Os números constam do relatório exploratório do Grupo de Prevenção do Abuso e do Comércio Sexual de Crianças Institucionalizadas, constituído pelo procurador-geral da República, Pinto Monteiro - após a suspensão de um educador de juventude da Casa Pia de Lisboa por indícios de "violação grave" do dever de protecção das crianças -, com a missão de fazer "um levantamento, junto das instituições do Estado, na área da comarca de Lisboa", da situação dos menores internados e de o acompanhar com "um estudo da criminalidade participada e conhecida".
"A recente mediatização mórbida da matéria pedofilia-abuso sexual de crianças tem contribuído para uma visão mais emotiva do que crítica deste fenómeno", salienta Maria José Morgado, coordenadora da equipa, no relatório exploratório ontem divulgado.
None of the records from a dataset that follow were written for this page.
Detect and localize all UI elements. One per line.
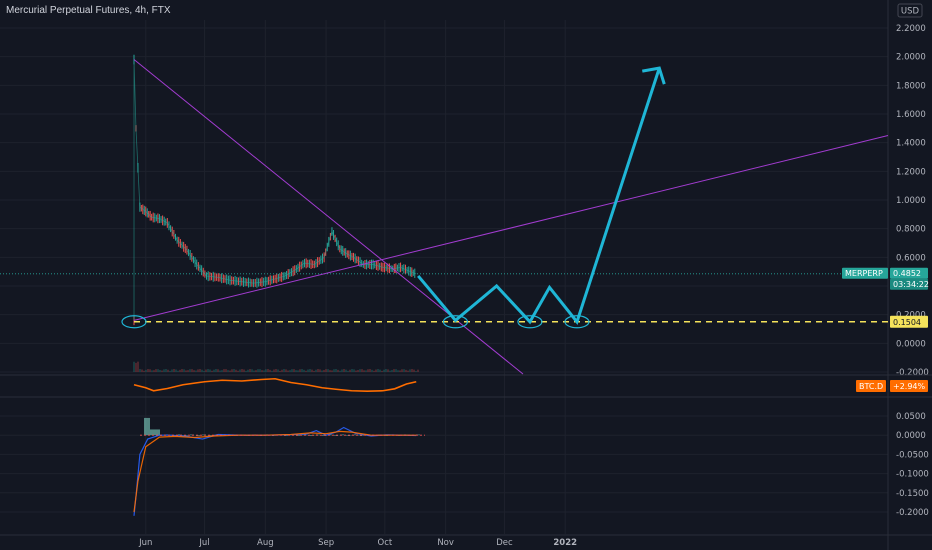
time-tick-label: Dec — [496, 538, 513, 548]
time-tick-label: Jun — [138, 538, 152, 548]
support-ellipse — [517, 315, 543, 329]
ascending-trendline — [133, 135, 889, 321]
btc-d-value-tag: +2.94% — [893, 382, 926, 391]
oscillator-line — [133, 426, 417, 516]
countdown-tag-bg — [890, 278, 928, 290]
support-ellipse — [442, 315, 469, 329]
oscillator-tick-label: -0.1000 — [896, 470, 929, 480]
oscillator-line — [133, 430, 417, 513]
oscillator-panel — [133, 417, 425, 516]
price-tick-label: 2.2000 — [896, 24, 926, 34]
currency-button-label: USD — [901, 7, 920, 17]
support-price-tag-bg — [890, 315, 928, 328]
time-tick-label: 2022 — [553, 538, 577, 548]
time-tick-label: Jul — [198, 538, 209, 548]
price-tick-label: 0.0000 — [896, 339, 926, 349]
price-series-line — [133, 59, 417, 321]
btc-d-tag: BTC.D — [859, 382, 883, 391]
support-price-tag: 0.1504 — [893, 318, 921, 327]
projection-arrowhead — [642, 66, 666, 85]
price-tick-label: 1.4000 — [896, 139, 926, 149]
time-tick-label: Oct — [378, 538, 393, 548]
btc-dominance-line — [133, 377, 417, 393]
descending-trendline — [133, 59, 524, 375]
support-ellipse — [121, 315, 147, 329]
oscillator-tick-label: -0.2000 — [896, 508, 929, 518]
price-tick-label: 1.0000 — [896, 196, 926, 206]
time-tick-label: Nov — [437, 538, 454, 548]
grid — [0, 20, 888, 534]
price-tick-label: 0.6000 — [896, 253, 926, 263]
price-tick-label: 1.6000 — [896, 110, 926, 120]
price-tick-label: 2.0000 — [896, 53, 926, 63]
price-tick-label: 0.2000 — [896, 311, 926, 321]
chart-title: Mercurial Perpetual Futures, 4h, FTX — [6, 5, 171, 16]
price-tick-label: 0.8000 — [896, 225, 926, 235]
time-tick-label: Aug — [257, 538, 274, 548]
btc-dominance-panel — [133, 377, 417, 393]
countdown-tag: 03:34:22 — [893, 280, 929, 289]
last-price-tag: 0.4852 — [893, 269, 921, 278]
symbol-tag-bg — [842, 267, 888, 279]
last-price-tag-bg — [890, 267, 928, 279]
oscillator-tick-label: 0.0500 — [896, 412, 926, 422]
price-labels: MERPERP 0.4852 03:34:22 0.1504 BTC.D +2.94% — [842, 267, 929, 392]
oscillator-tick-label: 0.0000 — [896, 431, 926, 441]
btc-d-value-tag-bg — [890, 380, 928, 392]
price-panel — [0, 54, 889, 375]
btc-d-tag-bg — [856, 380, 886, 392]
projected-path — [417, 67, 661, 325]
price-tick-label: 1.2000 — [896, 167, 926, 177]
support-ellipse — [564, 315, 590, 329]
price-tick-label: -0.2000 — [896, 368, 929, 378]
time-tick-label: Sep — [318, 538, 334, 548]
currency-button[interactable] — [897, 3, 923, 18]
symbol-tag: MERPERP — [845, 269, 883, 278]
oscillator-tick-label: -0.0500 — [896, 450, 929, 460]
oscillator-tick-label: -0.1500 — [896, 489, 929, 499]
price-tick-label: 1.8000 — [896, 81, 926, 91]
De repente, a sociedade passou da "indiferença" e da "ignorância dos direitos da criança para uma atitude por vezes doentia."
O relatório oferece uma visão multifacetada. Com base nos estudos da Unidade Nacional de Informação, o coordenador de investigação criminal Carlos Farinha apresenta aquilo que Morgado encara como "uma verdadeira teoria geral das infracções sexuais contra crianças e jovens".
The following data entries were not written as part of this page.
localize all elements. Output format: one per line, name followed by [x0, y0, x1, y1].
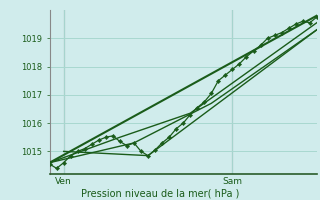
Text: Pression niveau de la mer( hPa ): Pression niveau de la mer( hPa )	[81, 188, 239, 198]
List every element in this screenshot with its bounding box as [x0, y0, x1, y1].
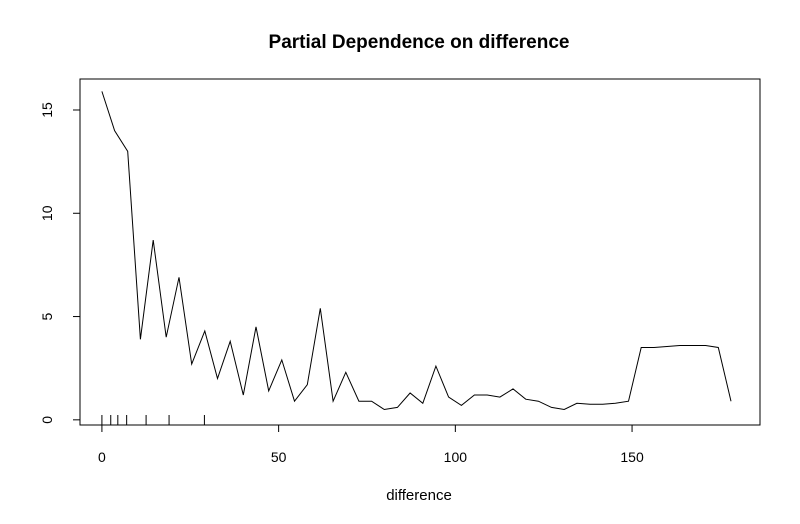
y-tick-label: 0 [39, 416, 55, 424]
series-line-0 [101, 91, 732, 411]
x-tick-label: 100 [444, 449, 468, 465]
y-tick-label: 10 [39, 205, 55, 221]
x-tick-label: 50 [271, 449, 287, 465]
y-axis: 0 5 10 15 [39, 102, 81, 424]
y-tick-label: 5 [39, 312, 55, 320]
x-tick-label: 150 [620, 449, 644, 465]
rug-layer [101, 415, 205, 425]
x-axis: 0 50 100 150 [98, 424, 644, 465]
x-axis-label: difference [386, 487, 452, 504]
y-tick-label: 15 [39, 102, 55, 118]
plot-frame [79, 78, 761, 426]
series-layer [101, 91, 732, 411]
chart-title: Partial Dependence on difference [269, 32, 570, 53]
x-tick-label: 0 [98, 449, 106, 465]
O número de denúncias subiu em flecha em Portugal com o eclodir do escândalo Casa Pia, mas parece estar a estabilizar: "Este aumento, traduzido na triplicação da casuística de 2002 a 2007, atinge patamares que se cifram em cerca de 1400 casos por ano". Apesar do achaque nacional, só cerca de 3,62 dos inquéritos envolvem "crianças institucionalizadas num contexto de assistência". Ao mesmo tempo, "referencia-se 1,25 de situações de exploração sexual de crianças e jovens".
Acolhimento prolongado
Maria José Morgado não quer menorizar aqueles 3,62 por cento - que correspondem a crimes ocorridos no interior das instituições vocacionadas para proteger menores. "É nas instituições de acolhimento que vêm a concentrar-se factores de risco", afirma a procuradora-geral adjunta. Como a história de vida, "a massificação do tratamento", o carácter "excessivamente abstracto da tutela legal".
A permanência é longa (no final de 2006, metade dos acolhidos em lar já lá estava há mais de quatro anos), a mobilidade baixa, a história familiar/social das crianças internadas "de acentuada desestruturação familiar, alcoolismo, prostituição, toxicodependência, abandono, negligência, maus tratos físicos e psíquicos, abusos sexuais". A história de risco prolonga-se, o que pode explicar a razão pela qual "a maior parte dos crimes sexuais contra crianças/jovens acolhidas acontece no exterior das instituições".
Uma tendência qualificada por Morgado como "muito preocupante" concerne à "acentuada diminuição da idade das vítimas". Desde 2003, em média, a um nível nacional, o número de inquéritos investigados pela PJ a envolver crianças até cinco anos ultrapassa uma centena. Na generalidade dos crimes, as vítimas não têm idades tão baixas. E isto obriga a repensar o sistema. A ajustá-lo para melhor atender quem não chega pelo seu pé, não se senta na sala de espera preparado para ali ficar horas. Se a criança aguarda horas, "já não quer colaborar, já só quer é ir embora, para ela aquilo é uma seca", tem defendido Farinha.
O programa de acção (ver texto ao lado) tenta evitar que o processo penal se converta numa segunda forma de vitimização. A tese de mestrado de Catarina Ribeiro - A Criança na Justiça: Trajectórias, significados e sentidos do processo judicial em crianças vítimas de abuso intrafamiliar - mostra que cada menor conta, em média, oito vezes, "os factos em investigação". E este dado está subestimado: não contempla "o número de vezes que a criança é interrogada pelos familiares, pelos adultos com quem convive, pelos colegas, pelos professores."